Tuesday, October 8, 2019

Calligraphy update -- book reports

Every time I finish reading a book I find a representative sample passage to copy as my daily calligraphy.  Not only does this give me something new and different to write, it is serving as my reading diary for the year.  I've always sort of admired this practice in other people but never kept track of the bazillions of books I have read myself.  So this is a new and surprisingly satisfying side benefit of my daily art.

For the first nine months of the year I can report that I have read 60 books: 40 were fiction, 19 were non-fiction, one was poetry (and I cheated -- I calligraphed poems from that book on several days).  I am chagrined to report that for at least four of the fiction books, I had no recollection of the plot as I looked back to write this post, even after reading the copied passage.
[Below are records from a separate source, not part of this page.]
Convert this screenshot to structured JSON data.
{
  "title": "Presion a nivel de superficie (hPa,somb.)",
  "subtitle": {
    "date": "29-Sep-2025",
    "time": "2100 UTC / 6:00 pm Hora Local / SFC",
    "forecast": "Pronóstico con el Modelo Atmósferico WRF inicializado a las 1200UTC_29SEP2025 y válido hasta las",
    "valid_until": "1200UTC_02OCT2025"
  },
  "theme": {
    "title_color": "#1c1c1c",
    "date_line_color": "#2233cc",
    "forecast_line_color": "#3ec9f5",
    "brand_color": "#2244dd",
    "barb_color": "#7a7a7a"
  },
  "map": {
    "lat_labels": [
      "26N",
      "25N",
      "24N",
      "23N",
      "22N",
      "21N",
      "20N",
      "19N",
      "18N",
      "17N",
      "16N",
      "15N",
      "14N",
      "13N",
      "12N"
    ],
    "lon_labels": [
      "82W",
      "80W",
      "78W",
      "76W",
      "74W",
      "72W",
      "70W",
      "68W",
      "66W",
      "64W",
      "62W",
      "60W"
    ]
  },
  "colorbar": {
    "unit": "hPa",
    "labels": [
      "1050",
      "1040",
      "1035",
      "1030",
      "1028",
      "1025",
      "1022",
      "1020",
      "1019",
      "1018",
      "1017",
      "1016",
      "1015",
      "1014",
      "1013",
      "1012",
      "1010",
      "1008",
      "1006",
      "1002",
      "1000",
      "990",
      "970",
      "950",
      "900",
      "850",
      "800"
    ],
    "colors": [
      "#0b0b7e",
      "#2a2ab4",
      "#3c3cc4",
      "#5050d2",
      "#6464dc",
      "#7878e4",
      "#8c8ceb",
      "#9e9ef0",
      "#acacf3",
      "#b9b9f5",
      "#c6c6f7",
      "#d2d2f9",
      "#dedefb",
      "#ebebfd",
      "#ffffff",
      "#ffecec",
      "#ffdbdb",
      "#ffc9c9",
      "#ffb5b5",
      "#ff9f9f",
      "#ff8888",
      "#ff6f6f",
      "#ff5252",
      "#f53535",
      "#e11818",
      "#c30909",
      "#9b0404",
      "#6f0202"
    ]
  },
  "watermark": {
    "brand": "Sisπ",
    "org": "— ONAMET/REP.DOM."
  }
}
Some of the book passages were almost illegible, as I was practicing a compressed italic hand that dispensed with spaces between words and line-ending hyphens (illegible, but they looked pretty).  Or letting the letters splay every which way across the page.

Some were quite readable, as I was practicing my channeling-Julia-Warhola handwriting with lots of curlicues.

At least one was deliberately atmospheric, with wispy brush-drawn letters echoing the fog described in the passage.

If you'd like some recommendations, in the fiction department I especially liked "Fake Like Me" by Barbara Bourland, the best fiction I've ever read about artists and how they work.

Many more to recommend on the non-fiction side of the aisle.  "Educated" by Tara Westover is a memoir that some of my friends found hard to read but I had no such qualms, looking forward to the happy ending.  "White Rage" by Carol Anderson is a dense, scholarly and eye-popping look at how Americans have discriminated against blacks throughout our history.  "American Dialogue: The Founders and Us" by Joseph Ellis examines several key concepts behind the Constitution and how they play out in today's political theater.  "How to Disappear" by Akiko Busch is a collection of essays about privacy, memory, identity and mystery.

I look forward to the next three months of my reading diary, because of the calligraphy and because of the books themselves.


  1. Sounds like a great way to keep track of your reading. I like how different each of these calligraphy pieces are from each other.

  2. This might be of interest

  3. What a great idea. I keep track of the new words I learn in books. Maybe I'll extrapolate from your idea and use that for calligraphy practice. :)

    I also liked Educated. Next up (I think) is Agent ZigZag.